The turnip and the rutabaga are both members of the cabbage family, Brassica, but the rutabaga is thought to be an ancient cross between a turnip and a cabbage, a hybrid.
Turnips are usually white or white and purple while rutabagas are yellowish, but there are yellow turnips and white rutabagas.Rutabagas are slightly sweeter tasting than turnips. The most obvious visible difference between them is that turnips for food are harvested when small and tender.
They get woody when they get bigger. Rutabagas stay tender at larger sizes, so they are often harvested at a larger size. So, the big yellow ones are rutabagas, and the smaller white and purple ones are turnips. Choose either one by whether they are firm and feel a bit heavy for their size.

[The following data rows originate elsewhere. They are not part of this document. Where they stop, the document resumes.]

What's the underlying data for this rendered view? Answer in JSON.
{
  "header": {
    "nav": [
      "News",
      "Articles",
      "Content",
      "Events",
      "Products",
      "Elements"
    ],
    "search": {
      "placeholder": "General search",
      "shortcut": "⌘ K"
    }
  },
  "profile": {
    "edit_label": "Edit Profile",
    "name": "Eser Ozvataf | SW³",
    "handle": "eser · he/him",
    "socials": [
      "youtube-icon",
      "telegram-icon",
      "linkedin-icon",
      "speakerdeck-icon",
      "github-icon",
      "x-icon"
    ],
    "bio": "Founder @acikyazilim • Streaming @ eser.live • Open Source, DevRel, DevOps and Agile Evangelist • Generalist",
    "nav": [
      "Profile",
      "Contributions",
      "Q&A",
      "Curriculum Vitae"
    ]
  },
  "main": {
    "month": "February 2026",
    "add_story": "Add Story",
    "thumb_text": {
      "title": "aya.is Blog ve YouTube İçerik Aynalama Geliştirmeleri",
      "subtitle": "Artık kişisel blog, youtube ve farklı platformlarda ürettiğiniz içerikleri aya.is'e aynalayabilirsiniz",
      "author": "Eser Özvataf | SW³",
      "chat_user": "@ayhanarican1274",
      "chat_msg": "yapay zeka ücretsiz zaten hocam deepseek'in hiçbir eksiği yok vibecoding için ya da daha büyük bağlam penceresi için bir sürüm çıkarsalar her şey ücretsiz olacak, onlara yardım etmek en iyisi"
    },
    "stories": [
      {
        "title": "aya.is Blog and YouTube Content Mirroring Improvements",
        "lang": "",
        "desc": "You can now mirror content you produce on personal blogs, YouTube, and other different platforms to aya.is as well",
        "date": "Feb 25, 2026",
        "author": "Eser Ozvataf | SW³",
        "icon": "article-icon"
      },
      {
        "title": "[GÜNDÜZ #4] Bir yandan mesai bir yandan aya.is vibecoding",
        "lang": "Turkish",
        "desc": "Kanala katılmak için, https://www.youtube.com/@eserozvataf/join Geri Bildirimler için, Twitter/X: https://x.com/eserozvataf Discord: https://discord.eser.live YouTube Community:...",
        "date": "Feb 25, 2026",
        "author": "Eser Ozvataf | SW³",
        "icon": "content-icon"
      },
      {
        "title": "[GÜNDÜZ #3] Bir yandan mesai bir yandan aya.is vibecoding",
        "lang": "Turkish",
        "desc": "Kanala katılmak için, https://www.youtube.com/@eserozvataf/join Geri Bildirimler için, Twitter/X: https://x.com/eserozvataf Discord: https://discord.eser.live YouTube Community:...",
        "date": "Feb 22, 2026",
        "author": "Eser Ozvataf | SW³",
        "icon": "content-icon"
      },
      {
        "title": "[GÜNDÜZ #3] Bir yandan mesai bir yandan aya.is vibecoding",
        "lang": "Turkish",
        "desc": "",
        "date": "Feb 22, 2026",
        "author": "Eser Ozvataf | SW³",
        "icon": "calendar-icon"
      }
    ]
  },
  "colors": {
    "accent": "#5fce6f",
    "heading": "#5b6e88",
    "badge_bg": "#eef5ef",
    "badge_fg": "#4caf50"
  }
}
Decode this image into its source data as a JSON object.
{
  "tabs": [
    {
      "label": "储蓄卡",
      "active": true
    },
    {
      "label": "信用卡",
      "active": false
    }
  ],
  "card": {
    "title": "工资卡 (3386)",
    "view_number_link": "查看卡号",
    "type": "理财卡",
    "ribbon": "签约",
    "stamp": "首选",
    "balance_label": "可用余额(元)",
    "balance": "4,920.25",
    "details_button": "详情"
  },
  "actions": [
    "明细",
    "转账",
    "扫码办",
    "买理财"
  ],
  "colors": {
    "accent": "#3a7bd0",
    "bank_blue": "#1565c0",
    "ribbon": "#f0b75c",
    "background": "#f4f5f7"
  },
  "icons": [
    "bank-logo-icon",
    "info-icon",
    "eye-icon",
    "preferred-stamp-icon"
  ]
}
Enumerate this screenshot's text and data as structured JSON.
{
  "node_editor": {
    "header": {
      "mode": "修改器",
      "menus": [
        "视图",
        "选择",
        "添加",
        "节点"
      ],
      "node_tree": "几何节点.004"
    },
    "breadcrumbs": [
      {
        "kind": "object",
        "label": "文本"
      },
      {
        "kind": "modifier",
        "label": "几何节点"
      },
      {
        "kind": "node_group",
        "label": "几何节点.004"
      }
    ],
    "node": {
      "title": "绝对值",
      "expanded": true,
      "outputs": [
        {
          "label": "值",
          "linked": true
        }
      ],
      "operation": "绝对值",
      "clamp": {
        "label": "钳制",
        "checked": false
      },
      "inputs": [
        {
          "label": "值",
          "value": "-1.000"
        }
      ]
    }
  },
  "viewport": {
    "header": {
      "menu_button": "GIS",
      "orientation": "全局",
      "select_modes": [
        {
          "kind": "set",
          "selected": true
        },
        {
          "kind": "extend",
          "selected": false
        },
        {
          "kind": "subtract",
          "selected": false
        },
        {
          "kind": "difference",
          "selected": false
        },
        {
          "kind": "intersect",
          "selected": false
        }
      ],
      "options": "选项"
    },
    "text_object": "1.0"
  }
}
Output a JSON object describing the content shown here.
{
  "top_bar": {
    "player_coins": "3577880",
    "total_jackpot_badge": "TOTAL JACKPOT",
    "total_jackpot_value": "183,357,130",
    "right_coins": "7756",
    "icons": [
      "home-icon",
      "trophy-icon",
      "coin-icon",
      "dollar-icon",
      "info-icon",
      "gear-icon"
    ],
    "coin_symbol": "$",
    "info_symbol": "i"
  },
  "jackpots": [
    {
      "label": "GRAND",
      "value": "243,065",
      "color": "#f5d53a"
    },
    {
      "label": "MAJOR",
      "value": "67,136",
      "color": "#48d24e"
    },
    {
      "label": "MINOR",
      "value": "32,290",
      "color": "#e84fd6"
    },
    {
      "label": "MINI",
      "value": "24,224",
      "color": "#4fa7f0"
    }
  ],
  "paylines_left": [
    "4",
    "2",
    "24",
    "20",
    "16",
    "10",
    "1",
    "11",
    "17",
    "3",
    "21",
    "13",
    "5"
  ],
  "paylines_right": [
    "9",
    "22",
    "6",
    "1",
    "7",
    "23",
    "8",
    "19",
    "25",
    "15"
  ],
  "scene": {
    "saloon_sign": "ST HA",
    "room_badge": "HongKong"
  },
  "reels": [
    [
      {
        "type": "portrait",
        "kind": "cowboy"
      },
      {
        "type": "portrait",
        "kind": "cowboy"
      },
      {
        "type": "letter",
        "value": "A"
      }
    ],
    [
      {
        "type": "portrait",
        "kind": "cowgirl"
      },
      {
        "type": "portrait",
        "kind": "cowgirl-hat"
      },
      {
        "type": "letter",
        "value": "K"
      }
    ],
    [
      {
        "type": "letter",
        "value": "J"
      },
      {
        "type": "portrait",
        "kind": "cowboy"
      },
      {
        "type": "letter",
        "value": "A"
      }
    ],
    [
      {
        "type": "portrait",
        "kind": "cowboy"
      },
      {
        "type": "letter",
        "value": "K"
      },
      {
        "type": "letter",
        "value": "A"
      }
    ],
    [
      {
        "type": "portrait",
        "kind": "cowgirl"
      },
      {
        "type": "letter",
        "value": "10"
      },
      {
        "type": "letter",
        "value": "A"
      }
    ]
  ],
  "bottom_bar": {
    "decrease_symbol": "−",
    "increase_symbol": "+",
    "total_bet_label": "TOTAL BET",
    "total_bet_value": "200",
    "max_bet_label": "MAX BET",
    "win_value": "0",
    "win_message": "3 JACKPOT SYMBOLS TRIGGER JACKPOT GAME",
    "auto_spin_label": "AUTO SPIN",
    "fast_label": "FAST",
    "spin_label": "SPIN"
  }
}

The scientific name for the rutabaga is Brassica napobrassica. They are also called "Swedes" or Swedish turnips, yellow turnips, and "neeps". The Scots make a dish called "tatties and neeps" which is potatoes and rutabagas mashed separately and served with haggis. Use rutabagas in casseroles, soups, and stews.
The earliest reference rutabagas in print was in 1620 when it was noted that it could be found growing wild in Sweden. Its origin is given as either Scandinavia or Russia. Rutabagas first appeared in North America in about 1817 where they were reportedly being grown in Illinois.
The scientific name for turnips is Brassica rapa.
Turnips are used similarly to rutabagas, boiled, in salads, soups and casseroles. The larger ones are used as livestock feed. Turnips are made into pickles in the Middle East.
Turnips are used in herbal medicine to lower body temperature. There is evidence that the turnip was first cultivated before the 15th century BC, where it was grown in India for its oil-bearing seeds.
In the west, the turnip was an established crop in the golden ages of Greece and Rome.